If your child drinks fruit juice from a sippy cup, they are essentially coating their teeth in acid all day long, which can quickly break down enamel and cause a mouth full of cavities. Note: Don’t brush teeth immediately after any citrus fruit or drink. The acid in the citrus will temporarily weaken your enamel and brushing immediately after can wear it away, causing more damage.

Instead, offer fruit juices like you would any other treat, but only during designated meals or snack times.


Sports Drinks 
Older children playing sports, especially during the New Orleans summertime heat, will drink sports drinks like they would water. These popular liquids still contain the sugars and acids that weaken tooth enamel and cause cavities.

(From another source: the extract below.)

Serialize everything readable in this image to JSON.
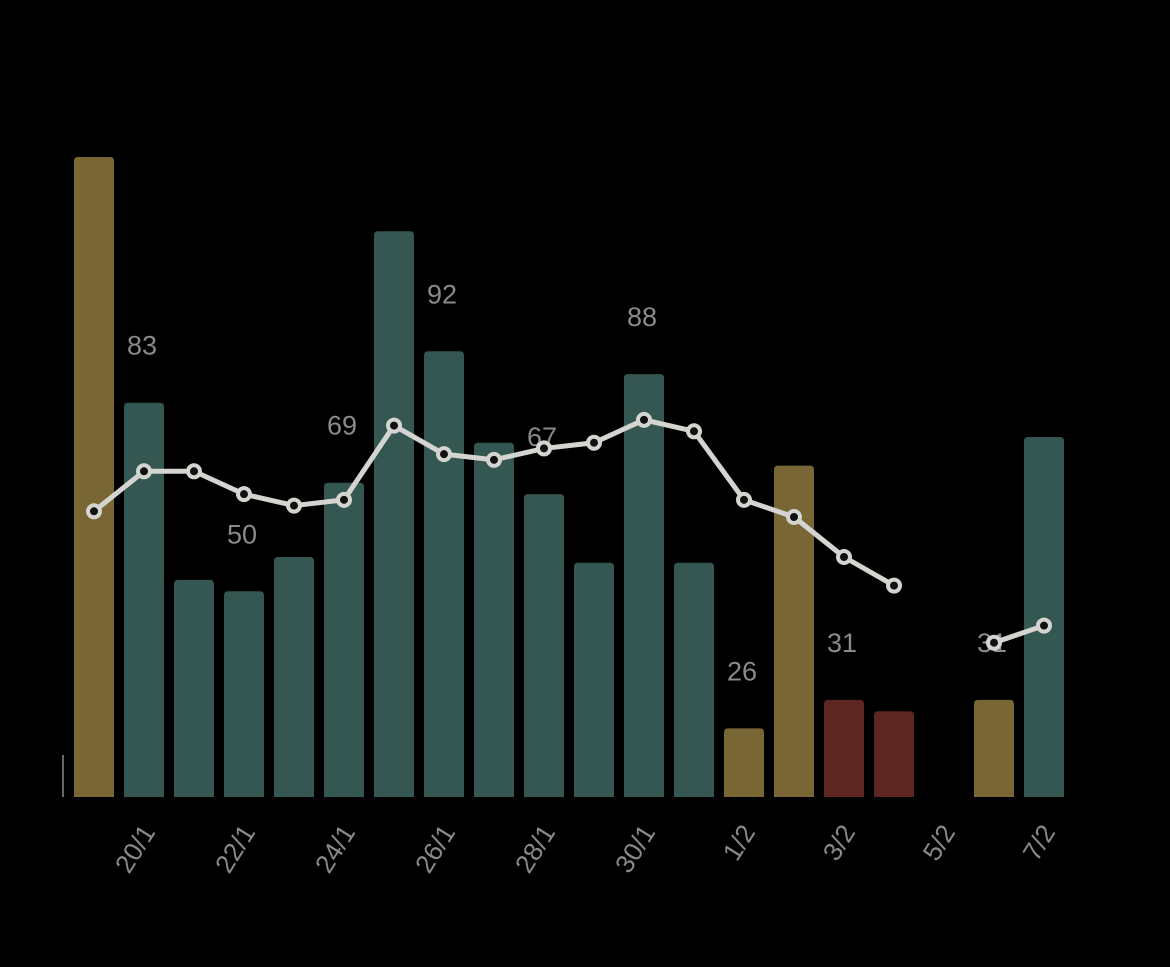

A healthier option is to always have a water bottle with you. Allow your active child to drink their sports drink to replenish their electrolytes, but limit it to one bottle, then wash it down with lots of water.


Chewing on ice gives you that satisfying crunch and the added benefit of keeping you cool and hydrated during the dregs of summertime. However, chewing on any hard substance can lead to a dental emergency.

Chewing ice can damage your enamel and can cause problems with any existing dental work you have. It can also cause micro-cracks in your teeth that can make you more susceptible to cavities. Yes, even those delicious snowballs count.

Opt for already-chilled beverages or drinks, instead, without the ice to resist the urge.